Once I've cleaned and painted the rear suspension the engine can go back in.

Monday, January 18, 2010

Gauges sent out for restoration

I took the gauges to North Hollywood Speedometer today. They tested the tach and it's in good working order, so it only needs cosmetics. They're going to make a new glass for it to replace the cracked original—either CNC etched or silkscreened scale and VDO logo—and will replace the late silver-finish escutcheons with early brass parts from donor gauges. The speedometer needs calibration but otherwise tested o.k., and it will get a cosmetic restoration along with the fuel gauge and speaker grille. I'm going to hold off on having the clock restored for now because North Hollywood Speedometer doesn't repair old Kienzle clock works, they replace them with modern quartz movements instead. I'd rather see if I can get the original clock working again myself. I'm not planning on installing it anyway since I have the tach, but I would eventually like to have it restored and ready to go.

When I was there one of the guys showed me a work in progress, a beautiful reproduction VDO Type 3 tach built from a clock housing. It didn't have any graphics on it yet but the needle and other details looked perfect. I told them it was probably being built for someone I know—so who is it?

The fabrication work on the tach will take longer than their usual turnaround, but they say I should have everything back in a month or two.

Sunday, January 10, 2010

New year's resolution

I've decided to try something slightly different with the blog this year, something that I hope will help motivate me to make more progress on my own 1500 Ghia's restoration. I'm only going to post when I've actually accomplished something on the car. This means there might be more variation in activity depending on how much progress I'm making—more frequent posts if all is going well, and less frequent if nothing's happening.

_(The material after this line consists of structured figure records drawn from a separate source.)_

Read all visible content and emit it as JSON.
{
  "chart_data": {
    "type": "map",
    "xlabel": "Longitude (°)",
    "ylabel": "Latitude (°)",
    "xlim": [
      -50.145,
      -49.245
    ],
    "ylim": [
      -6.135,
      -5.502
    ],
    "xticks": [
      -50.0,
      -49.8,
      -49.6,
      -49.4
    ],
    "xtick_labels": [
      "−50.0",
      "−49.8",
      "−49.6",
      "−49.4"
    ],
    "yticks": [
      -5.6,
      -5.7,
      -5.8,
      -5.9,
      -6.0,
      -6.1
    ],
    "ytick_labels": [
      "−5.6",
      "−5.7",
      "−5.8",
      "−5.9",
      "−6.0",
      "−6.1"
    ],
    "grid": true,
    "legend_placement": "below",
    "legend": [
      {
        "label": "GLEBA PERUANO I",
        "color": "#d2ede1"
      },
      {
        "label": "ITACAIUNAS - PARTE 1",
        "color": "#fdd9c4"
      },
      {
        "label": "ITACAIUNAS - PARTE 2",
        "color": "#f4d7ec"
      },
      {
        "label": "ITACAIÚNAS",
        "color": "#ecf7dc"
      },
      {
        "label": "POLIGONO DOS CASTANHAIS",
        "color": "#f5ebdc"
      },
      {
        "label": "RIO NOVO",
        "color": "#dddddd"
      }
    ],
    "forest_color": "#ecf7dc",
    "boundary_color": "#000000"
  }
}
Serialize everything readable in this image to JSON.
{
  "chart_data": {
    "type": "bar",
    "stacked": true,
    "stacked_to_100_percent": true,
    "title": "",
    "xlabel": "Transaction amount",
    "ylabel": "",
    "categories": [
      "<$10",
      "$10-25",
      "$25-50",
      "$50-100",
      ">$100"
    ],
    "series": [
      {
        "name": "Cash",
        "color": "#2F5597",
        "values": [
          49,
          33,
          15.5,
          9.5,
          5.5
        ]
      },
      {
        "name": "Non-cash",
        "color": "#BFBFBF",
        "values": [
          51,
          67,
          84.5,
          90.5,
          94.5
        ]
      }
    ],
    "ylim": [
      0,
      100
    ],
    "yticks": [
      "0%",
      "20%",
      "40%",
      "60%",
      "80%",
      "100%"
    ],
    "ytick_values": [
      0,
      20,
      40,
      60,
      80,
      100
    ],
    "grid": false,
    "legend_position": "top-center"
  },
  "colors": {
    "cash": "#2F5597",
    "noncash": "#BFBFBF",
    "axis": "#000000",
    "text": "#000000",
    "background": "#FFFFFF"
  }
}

This weekend's nice weather gave me a good opportunity to dig the Ghia out from all the junk that has collected in the garage and get the area cleaned up so I can get back to work. I cleared out all the spiderwebs and dust and whatnot from under the car, and wiped everything down. I was disappointed to see more surface rust on some of the hardware than I would have expected from a year or two of sitting, but it's nothing that can't easily be dealt with. Just a good reminder that a car that doesn't get driven is still subject to the forces of entropy. The rear axles and suspension in particular are in need of some attention. I had cleaned off years of grease and road dirt in 2007, but of course that's what had been keeping the rust to a minimum, so I gotta get some new paint on there.

I uncovered the engine too and gave it a once over. The NOS intake manifold got a final sanding and several more coats of matte gray hi-temp paint, and now it's ready to be installed. I just have to find the gaskets. They're around here somewhere.

Finally, I removed all the gauges so I can take them to North Hollywood Speedometer for a restoration quote. I'm bracing myself for the shock.

Saturday, January 2, 2010

1500 Ghia featured in Gute Fahrt magazine, January 1962

The VW 1500 Karmann-Ghia made the cover of Gute Fahrt magazine in January 1962. Note the funky retouching on the cover photo—the steering wheel is hilarious. I think the driver of the car must have been removed from the image.

A one-page feature article inside offers a lot of praise for the Ghia, its unusual luggage accommodations in particular, and attributes the car's sporty handling to its low center of gravity. In yet another take on the clock/tach/speaker conundrum, the article says there's a place in the dash for a tach just to the left of the glove box, but it would be better to put it in the clock's position for visibility. I guess this tells us that the test car didn't have a radio and the purpose of the speaker grille wasn't clear. The one criticism is that the fog lights are too high to really be effective. It says the convertible version would probably be available to the public in the spring. If only!